For contest based on fraud or forgery, contestants have 2 years after its discovery.

A person under disability [incl. minor] can file contest w/n 2 years after disability removed.

But, if challenger is offering a new will for probate, it's NOT a contest or collateral attack, and as such, the 2 yr SOL does not apply.
undue influence: definition and factors (3)
Undue influence: existence of testamentary capacity subjected to and controlled by a dominant influence or power. Contestant, who has burden of proof, must prove:

(1) EXISTENCE and exertion of the influence;
(2) EFFECT was to overpower the mind and will of the testator; AND
(3) PRODUCT was will (or gift in will) that would not have been made BUT FOR the influence.
undue influence: "mental duress"
"Influence is not undue unless the free agency of the testator was destroyed and a will produced that expresses the will, not of the testator, but of the one exerting the influence."
While evidence of undue influence is usually circumstantial, these alone and by themselves are not enough:
(1) mere opportunity to exert influence

(2) mere susceptibility to influence due to illness, age

(3) mere fact of unnatural disposition

=> surmise/suspicion/conjecture are insufficient to prove undue influence
APPROACH: testamentary capacity v. undue influence
If you can't decide whether T lacked testamentary capacity or was subject to undue influence, there is NO CLEAR ANSWER. These would be fact questions for the jury to decide.

APPROACH:
(1) List 4-pt test for testamentary capacity; then discuss facts in context of the legal test.

(2) List 3-pt test for undue influence; then discuss the facts in the context of the legal test.
- also discuss opportunity, susceptibility, and the effect of an unnatural disposition
inference of undue influence
Where a will is procured by one in a confidential relationship, there is an inference of undue influence, which is strengthened when there are suspicious circumstances.

If an inference is raised, while this doesn't affect the burden of proof (contestant still has burden of proof), will proponent has the burden of going forward with evidence that no undue influence was exerted. If the will proponent does not produce sufficient rebuttal evidence, the inference satisfies the contestant's burden of proof.
fraud in the inducement
Occurs when a person misrepresents facts, thereby causing T to execute a will, to include particular provisions in the wrongdoer’s favor, or to refrain from executing or revoking a will.

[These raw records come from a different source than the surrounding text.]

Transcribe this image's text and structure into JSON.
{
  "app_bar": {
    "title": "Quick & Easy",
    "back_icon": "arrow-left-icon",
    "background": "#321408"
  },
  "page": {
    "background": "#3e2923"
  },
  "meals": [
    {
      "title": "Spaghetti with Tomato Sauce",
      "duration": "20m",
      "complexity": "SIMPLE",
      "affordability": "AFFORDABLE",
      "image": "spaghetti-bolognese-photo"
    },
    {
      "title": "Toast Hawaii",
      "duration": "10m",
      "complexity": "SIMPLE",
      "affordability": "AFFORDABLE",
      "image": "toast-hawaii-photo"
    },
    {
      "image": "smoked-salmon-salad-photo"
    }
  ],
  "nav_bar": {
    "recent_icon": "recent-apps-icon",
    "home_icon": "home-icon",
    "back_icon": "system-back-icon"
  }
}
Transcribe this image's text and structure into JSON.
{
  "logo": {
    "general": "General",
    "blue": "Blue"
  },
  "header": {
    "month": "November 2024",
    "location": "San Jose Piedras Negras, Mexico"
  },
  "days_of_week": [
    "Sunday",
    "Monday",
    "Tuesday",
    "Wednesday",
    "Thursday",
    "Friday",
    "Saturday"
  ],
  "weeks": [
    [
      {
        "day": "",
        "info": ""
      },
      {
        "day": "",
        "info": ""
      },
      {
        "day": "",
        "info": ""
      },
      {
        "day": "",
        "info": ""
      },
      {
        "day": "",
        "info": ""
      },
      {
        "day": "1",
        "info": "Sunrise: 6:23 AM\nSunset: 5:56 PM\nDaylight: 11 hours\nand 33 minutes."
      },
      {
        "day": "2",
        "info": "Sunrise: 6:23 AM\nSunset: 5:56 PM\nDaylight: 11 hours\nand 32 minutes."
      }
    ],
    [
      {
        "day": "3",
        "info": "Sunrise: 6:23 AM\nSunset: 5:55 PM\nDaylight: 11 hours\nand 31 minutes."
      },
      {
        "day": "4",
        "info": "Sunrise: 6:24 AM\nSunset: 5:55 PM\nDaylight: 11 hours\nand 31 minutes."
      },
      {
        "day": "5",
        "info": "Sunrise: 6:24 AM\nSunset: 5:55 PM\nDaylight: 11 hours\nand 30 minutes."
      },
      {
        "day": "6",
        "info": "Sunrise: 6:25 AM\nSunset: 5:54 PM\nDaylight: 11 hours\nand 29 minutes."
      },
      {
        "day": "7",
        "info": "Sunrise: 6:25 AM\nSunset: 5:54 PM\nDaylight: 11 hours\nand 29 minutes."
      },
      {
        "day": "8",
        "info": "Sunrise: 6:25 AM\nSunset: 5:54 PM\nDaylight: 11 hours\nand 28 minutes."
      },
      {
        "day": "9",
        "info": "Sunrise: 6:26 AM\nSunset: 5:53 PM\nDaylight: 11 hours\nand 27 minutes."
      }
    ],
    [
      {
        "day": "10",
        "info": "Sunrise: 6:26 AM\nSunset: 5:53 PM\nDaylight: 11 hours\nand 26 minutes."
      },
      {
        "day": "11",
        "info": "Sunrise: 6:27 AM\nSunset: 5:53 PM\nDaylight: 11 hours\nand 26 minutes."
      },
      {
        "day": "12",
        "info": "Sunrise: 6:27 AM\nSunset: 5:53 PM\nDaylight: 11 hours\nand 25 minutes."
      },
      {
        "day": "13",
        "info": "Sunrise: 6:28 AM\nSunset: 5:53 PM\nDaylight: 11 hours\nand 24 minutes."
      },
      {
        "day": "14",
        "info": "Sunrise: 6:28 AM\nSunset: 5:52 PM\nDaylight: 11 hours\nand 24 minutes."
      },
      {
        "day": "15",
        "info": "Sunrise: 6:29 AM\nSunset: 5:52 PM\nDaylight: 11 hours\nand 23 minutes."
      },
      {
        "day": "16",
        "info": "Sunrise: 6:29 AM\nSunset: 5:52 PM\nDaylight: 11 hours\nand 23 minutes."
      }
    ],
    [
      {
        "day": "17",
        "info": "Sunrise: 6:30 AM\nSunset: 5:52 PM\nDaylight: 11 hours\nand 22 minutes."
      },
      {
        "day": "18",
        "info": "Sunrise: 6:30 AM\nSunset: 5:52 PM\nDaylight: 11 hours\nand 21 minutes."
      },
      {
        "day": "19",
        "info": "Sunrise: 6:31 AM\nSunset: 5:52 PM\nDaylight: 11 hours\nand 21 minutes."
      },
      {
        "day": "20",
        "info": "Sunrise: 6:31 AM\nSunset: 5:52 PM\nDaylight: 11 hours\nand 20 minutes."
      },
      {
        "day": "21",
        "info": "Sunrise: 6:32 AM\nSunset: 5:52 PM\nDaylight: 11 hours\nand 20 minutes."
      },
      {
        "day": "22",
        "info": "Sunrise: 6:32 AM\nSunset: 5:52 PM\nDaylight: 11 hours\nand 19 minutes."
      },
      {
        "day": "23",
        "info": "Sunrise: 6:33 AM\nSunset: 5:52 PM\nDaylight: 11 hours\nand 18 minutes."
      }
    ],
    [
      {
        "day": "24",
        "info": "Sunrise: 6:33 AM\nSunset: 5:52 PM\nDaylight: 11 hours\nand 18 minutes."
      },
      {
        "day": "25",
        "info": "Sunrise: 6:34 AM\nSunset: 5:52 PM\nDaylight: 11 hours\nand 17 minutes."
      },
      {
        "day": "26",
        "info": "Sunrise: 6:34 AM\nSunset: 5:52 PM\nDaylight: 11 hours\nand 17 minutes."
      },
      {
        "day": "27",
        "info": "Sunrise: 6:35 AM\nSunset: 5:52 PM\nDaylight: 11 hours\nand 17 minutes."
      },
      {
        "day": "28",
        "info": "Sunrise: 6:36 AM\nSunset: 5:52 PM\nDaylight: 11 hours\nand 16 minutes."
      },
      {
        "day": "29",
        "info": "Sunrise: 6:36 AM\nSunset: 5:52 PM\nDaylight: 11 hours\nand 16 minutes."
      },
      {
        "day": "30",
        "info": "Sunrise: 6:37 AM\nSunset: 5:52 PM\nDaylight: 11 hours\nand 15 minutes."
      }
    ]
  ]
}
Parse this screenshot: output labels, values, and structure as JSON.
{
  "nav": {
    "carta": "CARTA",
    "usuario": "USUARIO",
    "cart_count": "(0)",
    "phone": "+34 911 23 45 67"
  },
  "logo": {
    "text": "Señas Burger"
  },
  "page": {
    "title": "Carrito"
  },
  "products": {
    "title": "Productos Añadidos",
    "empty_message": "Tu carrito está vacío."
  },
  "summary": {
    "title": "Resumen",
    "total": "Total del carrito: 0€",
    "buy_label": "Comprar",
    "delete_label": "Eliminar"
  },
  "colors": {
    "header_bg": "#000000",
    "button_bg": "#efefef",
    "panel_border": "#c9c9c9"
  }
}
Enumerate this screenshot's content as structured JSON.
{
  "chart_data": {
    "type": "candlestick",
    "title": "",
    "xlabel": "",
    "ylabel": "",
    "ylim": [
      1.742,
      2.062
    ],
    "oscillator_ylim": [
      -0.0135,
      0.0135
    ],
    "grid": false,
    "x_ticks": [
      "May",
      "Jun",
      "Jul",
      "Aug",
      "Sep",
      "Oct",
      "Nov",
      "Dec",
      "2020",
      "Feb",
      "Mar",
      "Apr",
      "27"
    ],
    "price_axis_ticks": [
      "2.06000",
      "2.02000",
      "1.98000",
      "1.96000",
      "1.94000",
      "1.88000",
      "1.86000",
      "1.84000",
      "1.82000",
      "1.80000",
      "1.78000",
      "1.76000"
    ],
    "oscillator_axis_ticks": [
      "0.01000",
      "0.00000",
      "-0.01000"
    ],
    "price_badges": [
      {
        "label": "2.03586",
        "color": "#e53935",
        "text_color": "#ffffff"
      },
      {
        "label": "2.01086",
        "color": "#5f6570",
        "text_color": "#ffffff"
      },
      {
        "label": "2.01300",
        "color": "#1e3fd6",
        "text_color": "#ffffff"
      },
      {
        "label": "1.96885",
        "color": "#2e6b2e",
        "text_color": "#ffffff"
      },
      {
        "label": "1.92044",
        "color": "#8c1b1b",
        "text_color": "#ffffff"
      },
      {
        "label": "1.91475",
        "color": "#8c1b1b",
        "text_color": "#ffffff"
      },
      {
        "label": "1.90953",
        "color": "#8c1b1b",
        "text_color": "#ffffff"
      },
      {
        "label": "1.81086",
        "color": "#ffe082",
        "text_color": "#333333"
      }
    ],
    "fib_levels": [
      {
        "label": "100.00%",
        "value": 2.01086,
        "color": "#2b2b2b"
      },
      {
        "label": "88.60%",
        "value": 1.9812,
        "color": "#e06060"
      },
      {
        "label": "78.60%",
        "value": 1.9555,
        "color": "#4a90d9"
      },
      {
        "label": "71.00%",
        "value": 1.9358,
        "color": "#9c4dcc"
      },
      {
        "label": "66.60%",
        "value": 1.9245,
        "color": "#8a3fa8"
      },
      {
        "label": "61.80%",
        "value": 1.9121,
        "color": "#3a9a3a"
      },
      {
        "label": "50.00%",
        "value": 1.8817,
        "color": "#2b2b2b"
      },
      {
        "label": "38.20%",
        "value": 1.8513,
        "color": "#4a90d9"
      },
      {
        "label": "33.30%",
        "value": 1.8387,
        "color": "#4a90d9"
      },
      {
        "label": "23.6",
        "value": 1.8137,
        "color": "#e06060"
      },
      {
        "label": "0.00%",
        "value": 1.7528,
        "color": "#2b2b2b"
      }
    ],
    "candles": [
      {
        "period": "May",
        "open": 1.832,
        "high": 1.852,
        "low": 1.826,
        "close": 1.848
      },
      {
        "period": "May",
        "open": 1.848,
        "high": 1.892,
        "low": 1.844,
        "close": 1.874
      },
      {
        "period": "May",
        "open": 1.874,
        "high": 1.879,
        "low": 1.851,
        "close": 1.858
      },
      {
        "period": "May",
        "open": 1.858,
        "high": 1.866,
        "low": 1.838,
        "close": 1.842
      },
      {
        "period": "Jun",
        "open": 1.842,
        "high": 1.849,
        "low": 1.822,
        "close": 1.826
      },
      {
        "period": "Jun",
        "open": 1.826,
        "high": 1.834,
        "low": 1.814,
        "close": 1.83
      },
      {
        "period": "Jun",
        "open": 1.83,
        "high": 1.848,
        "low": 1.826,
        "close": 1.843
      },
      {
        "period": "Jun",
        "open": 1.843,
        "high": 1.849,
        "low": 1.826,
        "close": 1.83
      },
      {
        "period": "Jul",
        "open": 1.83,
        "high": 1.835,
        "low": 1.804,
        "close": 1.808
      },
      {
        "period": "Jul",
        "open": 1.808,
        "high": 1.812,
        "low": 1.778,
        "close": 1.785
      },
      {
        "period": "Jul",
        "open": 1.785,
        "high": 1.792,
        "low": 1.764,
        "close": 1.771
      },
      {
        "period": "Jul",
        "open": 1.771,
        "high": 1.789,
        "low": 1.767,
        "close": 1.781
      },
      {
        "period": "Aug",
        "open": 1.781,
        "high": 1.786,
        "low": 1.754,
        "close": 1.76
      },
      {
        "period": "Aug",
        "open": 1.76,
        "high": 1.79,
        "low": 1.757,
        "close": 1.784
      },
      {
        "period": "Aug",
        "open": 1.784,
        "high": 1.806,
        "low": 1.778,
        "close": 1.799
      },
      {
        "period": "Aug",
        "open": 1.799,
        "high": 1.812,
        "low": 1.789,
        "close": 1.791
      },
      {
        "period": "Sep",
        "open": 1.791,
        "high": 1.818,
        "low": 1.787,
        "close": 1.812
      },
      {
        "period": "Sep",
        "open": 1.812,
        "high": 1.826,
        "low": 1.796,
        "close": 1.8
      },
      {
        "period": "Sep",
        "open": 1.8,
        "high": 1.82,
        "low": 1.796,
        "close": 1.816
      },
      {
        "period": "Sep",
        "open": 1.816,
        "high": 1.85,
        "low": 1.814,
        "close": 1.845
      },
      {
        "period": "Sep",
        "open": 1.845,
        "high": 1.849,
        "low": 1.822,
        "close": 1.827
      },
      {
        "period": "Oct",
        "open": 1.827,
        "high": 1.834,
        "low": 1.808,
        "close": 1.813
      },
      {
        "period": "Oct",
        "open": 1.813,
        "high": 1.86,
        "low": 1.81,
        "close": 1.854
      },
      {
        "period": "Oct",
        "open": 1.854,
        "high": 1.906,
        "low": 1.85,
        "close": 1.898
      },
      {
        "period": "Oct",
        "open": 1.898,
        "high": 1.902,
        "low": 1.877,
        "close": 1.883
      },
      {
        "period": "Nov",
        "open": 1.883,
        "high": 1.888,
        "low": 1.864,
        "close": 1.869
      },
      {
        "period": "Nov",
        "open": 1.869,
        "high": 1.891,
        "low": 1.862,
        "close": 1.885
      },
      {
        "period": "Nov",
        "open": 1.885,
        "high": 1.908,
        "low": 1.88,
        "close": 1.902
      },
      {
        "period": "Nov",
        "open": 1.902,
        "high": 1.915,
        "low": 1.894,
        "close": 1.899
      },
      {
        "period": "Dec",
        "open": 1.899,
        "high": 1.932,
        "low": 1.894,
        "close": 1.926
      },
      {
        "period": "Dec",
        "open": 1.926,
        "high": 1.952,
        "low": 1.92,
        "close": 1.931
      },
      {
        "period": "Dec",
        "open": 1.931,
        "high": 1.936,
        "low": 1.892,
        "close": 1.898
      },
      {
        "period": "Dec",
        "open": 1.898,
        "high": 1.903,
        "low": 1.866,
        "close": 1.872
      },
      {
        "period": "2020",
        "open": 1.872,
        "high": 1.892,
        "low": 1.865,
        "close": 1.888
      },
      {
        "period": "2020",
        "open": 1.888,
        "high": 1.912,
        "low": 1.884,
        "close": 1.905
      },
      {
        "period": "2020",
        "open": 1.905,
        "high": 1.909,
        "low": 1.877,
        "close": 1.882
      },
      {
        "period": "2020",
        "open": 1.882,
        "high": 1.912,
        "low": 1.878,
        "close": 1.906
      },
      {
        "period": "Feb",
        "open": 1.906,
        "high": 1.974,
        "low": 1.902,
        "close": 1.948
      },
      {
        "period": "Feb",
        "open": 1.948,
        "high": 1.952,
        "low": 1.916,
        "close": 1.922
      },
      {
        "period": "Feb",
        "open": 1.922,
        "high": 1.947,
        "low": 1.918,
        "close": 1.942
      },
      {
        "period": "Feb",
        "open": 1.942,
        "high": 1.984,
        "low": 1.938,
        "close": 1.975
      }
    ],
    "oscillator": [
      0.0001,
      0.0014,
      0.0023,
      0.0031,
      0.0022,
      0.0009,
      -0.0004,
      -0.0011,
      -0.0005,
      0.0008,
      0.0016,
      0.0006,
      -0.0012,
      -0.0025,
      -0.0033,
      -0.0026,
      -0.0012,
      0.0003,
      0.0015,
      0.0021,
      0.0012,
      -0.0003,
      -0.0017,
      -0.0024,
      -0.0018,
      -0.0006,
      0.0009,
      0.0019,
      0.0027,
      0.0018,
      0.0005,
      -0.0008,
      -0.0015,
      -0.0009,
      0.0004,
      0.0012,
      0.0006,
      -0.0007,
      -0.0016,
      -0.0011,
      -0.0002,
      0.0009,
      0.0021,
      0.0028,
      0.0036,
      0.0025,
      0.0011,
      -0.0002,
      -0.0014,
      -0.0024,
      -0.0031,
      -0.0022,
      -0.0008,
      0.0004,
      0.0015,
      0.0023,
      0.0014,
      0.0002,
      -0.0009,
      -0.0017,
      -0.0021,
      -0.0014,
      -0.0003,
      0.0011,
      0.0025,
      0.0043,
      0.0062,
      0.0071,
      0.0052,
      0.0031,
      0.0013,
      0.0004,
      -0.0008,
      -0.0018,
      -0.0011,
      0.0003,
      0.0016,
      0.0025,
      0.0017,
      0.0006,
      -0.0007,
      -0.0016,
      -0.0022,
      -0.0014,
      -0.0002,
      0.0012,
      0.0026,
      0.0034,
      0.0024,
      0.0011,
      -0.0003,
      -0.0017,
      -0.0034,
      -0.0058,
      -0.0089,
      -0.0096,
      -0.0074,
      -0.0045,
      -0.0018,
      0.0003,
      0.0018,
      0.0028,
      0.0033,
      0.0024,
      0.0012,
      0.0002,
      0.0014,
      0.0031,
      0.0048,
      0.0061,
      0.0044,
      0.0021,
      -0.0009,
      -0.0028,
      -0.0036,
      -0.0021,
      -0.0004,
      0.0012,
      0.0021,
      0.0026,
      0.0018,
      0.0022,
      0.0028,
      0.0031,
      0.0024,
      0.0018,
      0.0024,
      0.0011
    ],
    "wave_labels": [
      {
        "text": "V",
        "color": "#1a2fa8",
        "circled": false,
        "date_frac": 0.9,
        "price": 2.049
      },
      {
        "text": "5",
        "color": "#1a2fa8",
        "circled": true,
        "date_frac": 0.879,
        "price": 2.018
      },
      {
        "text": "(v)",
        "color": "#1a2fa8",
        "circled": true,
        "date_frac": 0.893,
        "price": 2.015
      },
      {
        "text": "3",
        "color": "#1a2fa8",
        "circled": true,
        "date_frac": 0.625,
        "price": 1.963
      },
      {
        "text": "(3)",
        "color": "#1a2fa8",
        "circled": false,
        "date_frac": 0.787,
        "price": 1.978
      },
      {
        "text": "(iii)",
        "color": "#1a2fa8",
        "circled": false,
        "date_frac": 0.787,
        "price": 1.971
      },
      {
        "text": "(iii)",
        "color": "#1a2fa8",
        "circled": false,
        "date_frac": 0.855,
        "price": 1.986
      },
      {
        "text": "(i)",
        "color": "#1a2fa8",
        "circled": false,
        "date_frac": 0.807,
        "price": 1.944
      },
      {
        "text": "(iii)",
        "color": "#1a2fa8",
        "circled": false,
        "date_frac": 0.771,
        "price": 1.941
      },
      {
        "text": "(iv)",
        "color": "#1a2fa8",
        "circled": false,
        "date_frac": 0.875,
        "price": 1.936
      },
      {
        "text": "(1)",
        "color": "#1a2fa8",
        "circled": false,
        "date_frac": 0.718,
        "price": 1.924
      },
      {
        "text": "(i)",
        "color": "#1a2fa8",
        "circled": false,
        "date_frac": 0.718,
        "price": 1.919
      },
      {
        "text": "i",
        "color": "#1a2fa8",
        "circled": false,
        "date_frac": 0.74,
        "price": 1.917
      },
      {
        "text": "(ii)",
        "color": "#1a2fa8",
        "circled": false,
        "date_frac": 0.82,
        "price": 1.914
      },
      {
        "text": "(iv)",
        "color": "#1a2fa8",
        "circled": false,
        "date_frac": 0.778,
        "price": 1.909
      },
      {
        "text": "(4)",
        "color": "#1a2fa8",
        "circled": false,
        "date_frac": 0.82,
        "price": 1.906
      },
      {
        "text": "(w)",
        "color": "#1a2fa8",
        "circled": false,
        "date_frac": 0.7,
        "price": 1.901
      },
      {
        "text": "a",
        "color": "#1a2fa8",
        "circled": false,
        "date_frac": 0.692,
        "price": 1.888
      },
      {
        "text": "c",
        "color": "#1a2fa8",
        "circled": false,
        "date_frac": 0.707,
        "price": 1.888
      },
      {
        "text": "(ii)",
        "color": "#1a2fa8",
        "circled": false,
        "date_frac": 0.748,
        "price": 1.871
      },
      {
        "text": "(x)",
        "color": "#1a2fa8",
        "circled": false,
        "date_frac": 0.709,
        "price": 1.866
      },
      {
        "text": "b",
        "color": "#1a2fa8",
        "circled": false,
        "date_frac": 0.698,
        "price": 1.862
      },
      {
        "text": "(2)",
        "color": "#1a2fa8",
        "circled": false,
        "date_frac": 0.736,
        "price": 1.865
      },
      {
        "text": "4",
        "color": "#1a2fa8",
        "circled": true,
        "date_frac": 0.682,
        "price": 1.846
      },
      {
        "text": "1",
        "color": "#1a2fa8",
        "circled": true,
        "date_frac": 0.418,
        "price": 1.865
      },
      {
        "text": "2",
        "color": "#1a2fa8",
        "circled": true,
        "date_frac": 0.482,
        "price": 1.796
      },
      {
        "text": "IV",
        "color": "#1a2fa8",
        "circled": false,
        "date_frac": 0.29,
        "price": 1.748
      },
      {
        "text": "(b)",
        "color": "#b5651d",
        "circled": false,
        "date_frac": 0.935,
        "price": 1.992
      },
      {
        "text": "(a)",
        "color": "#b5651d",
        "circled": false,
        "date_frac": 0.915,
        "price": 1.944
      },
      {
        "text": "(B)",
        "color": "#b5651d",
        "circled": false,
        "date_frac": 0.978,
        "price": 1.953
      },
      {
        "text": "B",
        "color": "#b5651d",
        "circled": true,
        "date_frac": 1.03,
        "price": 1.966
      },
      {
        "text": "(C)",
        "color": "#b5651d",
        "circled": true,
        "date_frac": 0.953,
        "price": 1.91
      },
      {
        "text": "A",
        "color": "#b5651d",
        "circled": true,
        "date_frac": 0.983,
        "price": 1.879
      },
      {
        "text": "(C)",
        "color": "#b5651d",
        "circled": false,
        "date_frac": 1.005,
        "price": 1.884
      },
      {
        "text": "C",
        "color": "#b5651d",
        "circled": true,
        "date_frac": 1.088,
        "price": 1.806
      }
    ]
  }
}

e.g., T wrote a new will after son falsely told her that other son had died in an accident
- undue influence issue raised as well
drafter (lawyer) receiving gift in will
If a lawyer drafts a will that makes a gift to the lawyer (or to his parent or a descendant of parent, or to his employee, or to any of these people's spouses), the gift is VOID unless beneficiary was related to testator w/n the 3d degree of consanguinity (birth or adoption) or affinity (marriage).
relatives w/n 3d degree of consanguinity: children, grandchildren, great-grandchildren; parents, siblings, nephews/nieces; grandparents, uncles/aunts, and great grandparents
action to annul marriage on lack of capacity
An action to annul marriage on the ground that a deceased spouse lacked capacity to consent to the marriage can be filed if the marriage took place w/n 3 years of the spouse's death and the action is filed w/n 1 year after his death.
no-contest ("in terrorem") clauses
ex: "should any B contest this will, he shall take no part of my estate"

No-contest clauses are given full effect UNLESS trial court finds that the contest was brought in good faith and with probable cause.

No-contest clauses are strictly construed. They do not apply to a will construction suit or action brought against executor alleging improper administration of estate.
- reason: does not challenge the validity of the will

No-contest clause not triggered by contest of guardian of incapacitated beneficiary (gift should not be forfeited by action of someone other than beneficiary) or by mere filing of a will contest if party takes voluntary dismissal.